20 Nisan 2008 Pazar

oyuncak sepetim olmuştur benim de herhalde...(?) çok net hatırlayamasam da ne tip özellikler taşıdığını, var olduğunu bilmek güzel.Bugünlere taşımak yaş haddinden dolayı kısmet olmuyor tabi.Hoş; kısmet olsa da istemez zaten insan, eksikliğini hissedemeyeceği kadar yeni bir yığın oyuncak ve insanoğlu dahil olur çünkü yaşamına.sepet içinde değil yeryüzü ölçekli çalışır üstelik yeni isimler ve silüetler.

Kurşun asker değildir, yeşil saçlı şişman lahana bebek değildir, küçücük trencik, sıkınca ses çıkaran plastik ayıcık vs vs hiç değildir bu sefer sepetin içindekiler.sepet büyük malum oldukça çaplı:)alabildiğine karışık bir görüntü üstelik karşıdan bakıldığında, yorucu.Oyuncakları oynadıktan sonra toplama gibi bir alternatif yok.Her oyuncak kendi yolunu buluyor bir şekilde zaten.ya da annem gelip'' hadi topla oyuncaklarını artık'' demeyecek en çok da bundan eminim...

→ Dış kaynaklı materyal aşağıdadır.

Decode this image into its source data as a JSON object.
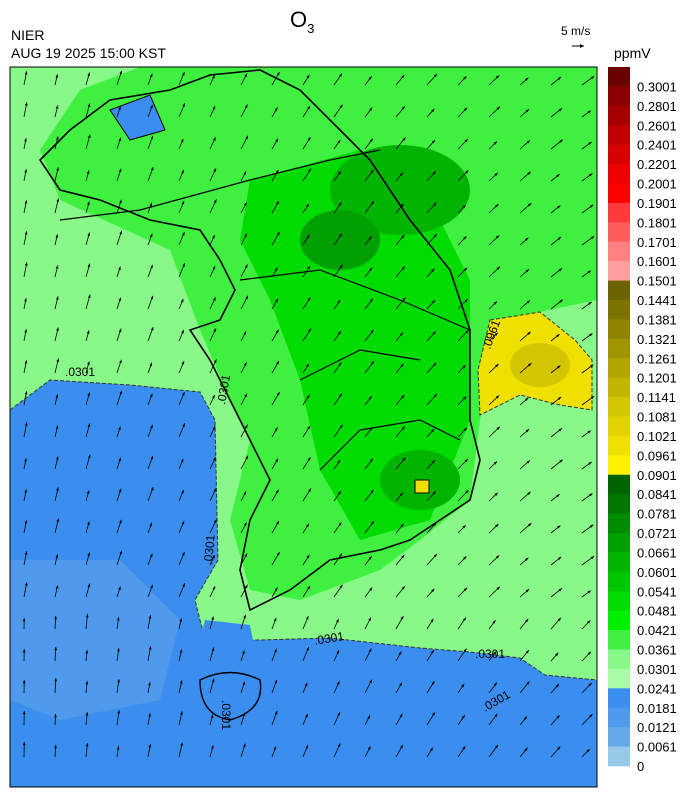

Lahana bebeğim hala duruyor.yanaklı al al bakıyor silinen beyaz dişleri olsada.babannemin verdiği bayram harçlığıyla almıştım onu hakan oyuncakçılıktan.şimdi o kendi dünyasında diğerleriyle.mevzularıma nesne oluyor şu aralar.oysa eskiden aynı yatağı bile paylaşmıştık biz.sevimli suratlı uyku arkadaşımdı o yaşlarda.bir süre sonra başucumdaki dolabın üstüne konulması isteği doğmuştu.taşınırken kolilere felan..gözünün yaşına bile bakmadım o sıralar.bebek mi ne bebeği yaşlarıydı çünkü artık.Kaldır koliye koy dolapta dibe biryerlere işte...

DİPTEN GELEN SESLER KOROSU...Pişşşttt!